Segundo a defesa, por
serem temporários, apenas 4 dos 11 militares envolvidos na morte seguem no
Exército.
O ministro revisor,
José Coelho Ferreira, acompanhou na íntegra o voto de Carlos Augusto Amaral
Oliveira.
Após o voto, a
ministra Elizabeth Rocha, única mulher a integrar o STM na história, pediu
vista dos autos para formar sua decisão. Não há previsão de quando o julgamento
será retomado.
“Os votos do relator e
do revisor costumam ter muito peso, mas a doutora Maria Elizabeth é uma juíza
togada, muito técnica, então a gente tem uma expectativa de que ela reverta
esse entendimento e consiga trazer a solução para a solução realmente mais correta”,
afirmou o advogado André Perecmanis.
>>>> Quem
são os ministros que votaram pela absolvição pela morte de Evaldo Rosa
- Carlos Augusto Amaral Oliveira, ministro relator
– Nascido em 1960 no Rio de Janeiro, é bacharel em direito pela
Universidade de Brasília e pós-graduado em análise de sistemas pela
Pontifícia Universidade Católica do Rio de Janeiro.
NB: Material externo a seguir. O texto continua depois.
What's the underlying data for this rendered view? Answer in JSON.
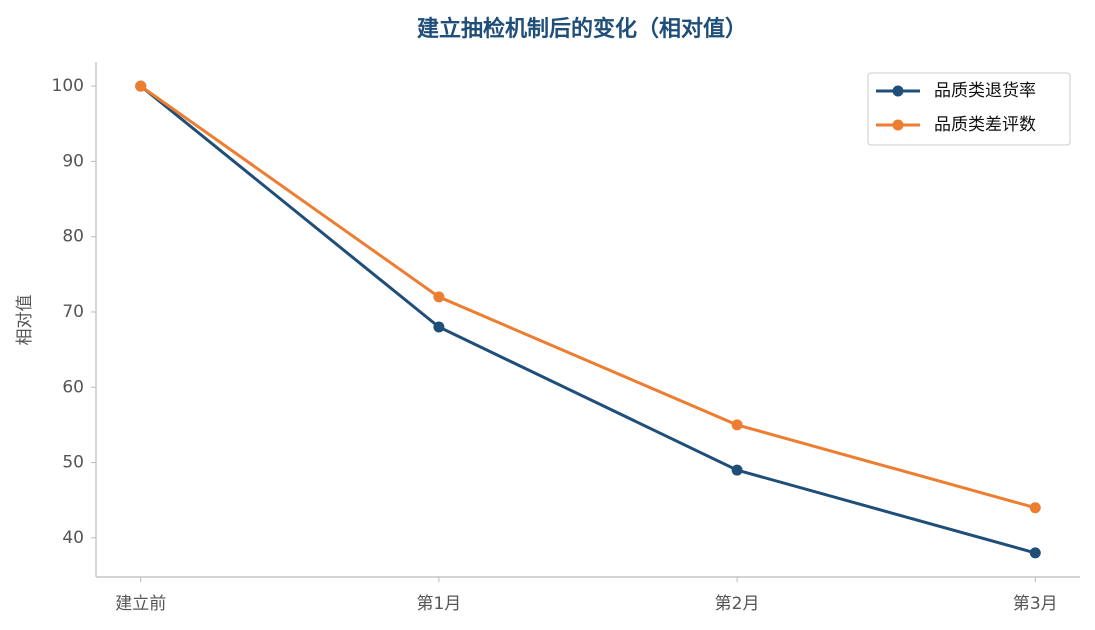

Durante a gestão do
ex-presidente Michel Temer, Oliveira assumiu o cargo de secretário-geral
do Ministério da Defesa, indicado pelo então ministro Joaquim Silva e
Luna. Posteriormente, em janeiro de 2019, após a posse do presidente Jair
Bolsonaro, foi nomeado chefe do Estado-Maior da Aeronáutica, consolidando
sua posição de liderança nas Forças Armadas. Em 2020, foi indicado
pelo então presidente Jair Bolsonaro para ocupar o cargo de ministro do
Superior Tribunal Militar (STM).
- José Coelho Ferreira, revisor – Nascido em 11 de abril
de 1950 em Novo Oriente, Ceará, é vice-presidente do Superior Tribunal
Militar (STM). Natural de Novo Oriente, no Ceará, formou-se em Direito
pela Universidade de Brasília em 1973. Iniciou sua carreira como agente de
polícia e, em seguida, ocupou diversos cargos jurídicos, incluindo
assistente jurídico do DASP e procurador-geral do Banco Central do Brasil.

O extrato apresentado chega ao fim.